Those who report to a general counsel in large law departments differ from each other on such demographic characteristics as age, gender, race, religion, department tenure, education, and work background. “A team’s demographic heterogeneity, assessed using a variety of indexes, has been found to be negatively related to level of team rapport and informal communication,” according to research cited in the Acad. Mgt. Rev., Feb. 2005 at 72 (citations omitted). Many people tout the benefits of having employees of different backgrounds on teams, such as the direct reports to a general counsel. Yet others claim those differences gum up the works (See my post of June 23, 2009: mixed findings on whether diverse work groups function more effectively.).
More specifically, diversity on a team “impedes task-related processes and reduces information exchange,” not to mention “invoking defensive behaviors, distrust, conflict and hostility.” Other than that, Mrs. Lincoln, how was the play?
Let’s consider this controversial issue still open. Meanwhile, during the two years since my last collection of posts on diversity (See my post of June 17, 2008: diversity with 29 references.).

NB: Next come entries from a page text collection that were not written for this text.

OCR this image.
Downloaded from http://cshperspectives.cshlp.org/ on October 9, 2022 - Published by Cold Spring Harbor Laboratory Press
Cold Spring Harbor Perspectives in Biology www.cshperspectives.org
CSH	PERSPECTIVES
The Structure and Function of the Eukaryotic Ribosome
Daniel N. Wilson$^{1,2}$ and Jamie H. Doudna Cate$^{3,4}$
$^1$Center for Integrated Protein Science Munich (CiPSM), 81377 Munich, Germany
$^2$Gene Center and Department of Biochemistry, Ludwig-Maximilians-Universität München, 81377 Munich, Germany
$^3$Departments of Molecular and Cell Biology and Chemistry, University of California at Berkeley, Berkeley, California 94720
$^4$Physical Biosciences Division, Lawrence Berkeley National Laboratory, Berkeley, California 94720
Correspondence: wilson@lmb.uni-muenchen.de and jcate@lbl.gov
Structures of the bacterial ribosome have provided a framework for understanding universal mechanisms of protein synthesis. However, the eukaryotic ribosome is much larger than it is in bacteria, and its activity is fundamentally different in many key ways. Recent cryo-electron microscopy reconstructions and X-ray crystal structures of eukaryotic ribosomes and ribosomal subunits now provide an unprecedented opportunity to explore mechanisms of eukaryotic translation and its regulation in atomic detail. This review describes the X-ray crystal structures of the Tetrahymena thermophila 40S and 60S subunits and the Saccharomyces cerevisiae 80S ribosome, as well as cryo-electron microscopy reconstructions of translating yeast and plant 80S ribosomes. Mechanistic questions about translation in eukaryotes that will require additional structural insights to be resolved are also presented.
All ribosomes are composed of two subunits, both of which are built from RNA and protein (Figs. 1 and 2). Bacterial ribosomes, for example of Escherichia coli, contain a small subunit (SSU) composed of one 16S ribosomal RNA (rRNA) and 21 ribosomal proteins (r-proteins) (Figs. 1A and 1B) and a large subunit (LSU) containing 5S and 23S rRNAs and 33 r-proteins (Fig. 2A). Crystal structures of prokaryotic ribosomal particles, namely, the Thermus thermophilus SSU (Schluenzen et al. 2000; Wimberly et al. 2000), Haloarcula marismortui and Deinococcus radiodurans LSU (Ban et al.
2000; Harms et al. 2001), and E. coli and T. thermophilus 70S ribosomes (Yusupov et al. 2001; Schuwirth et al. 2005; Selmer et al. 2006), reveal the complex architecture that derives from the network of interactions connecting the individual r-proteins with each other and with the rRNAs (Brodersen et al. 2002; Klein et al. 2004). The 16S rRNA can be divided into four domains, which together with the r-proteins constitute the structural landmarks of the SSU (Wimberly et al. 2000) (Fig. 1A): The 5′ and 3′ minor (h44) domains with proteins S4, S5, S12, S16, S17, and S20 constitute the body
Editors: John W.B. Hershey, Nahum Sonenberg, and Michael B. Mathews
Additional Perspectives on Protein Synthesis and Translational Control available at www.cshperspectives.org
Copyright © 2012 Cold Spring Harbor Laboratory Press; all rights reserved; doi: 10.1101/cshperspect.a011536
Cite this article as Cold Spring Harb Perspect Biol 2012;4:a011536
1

I have written 13 more (See my post of March 6, 2009: diversity easier in a global law department; Aug. 6, 2008: McDonalds’ Santona and her emphasis on diversity; Sept. 21, 2008 #2: DuPont teaming with Wal-Mart on diversity; Dec. 5, 2008: evaluations of firms on diversity performance; Dec. 14, 2008: Pfizer and diversity initiative; Dec. 14, 2008: generational diversity; April 6, 2009: varied demographics among 20 most influential GCs; April 16, 2009: a tool to understand and encourage diversity in sexual orientation at law firms; May 20, 2009: department with a plethora of diversity; June 24, 2009: some history about efforts by legal departments to encourage use of diverse lawyers in firms; July 13, 2009: Williams Co. ranks firms on diversity and tells them their ranking; Aug. 20, 2009: statements by general counsel in support for good causes; Dec. 7, 2009: Coca-Cola and its best-in-class evaluation of “partner” firms; and Dec. 7, 2009: sizeable internship program at Bristol-Myers Squibb.).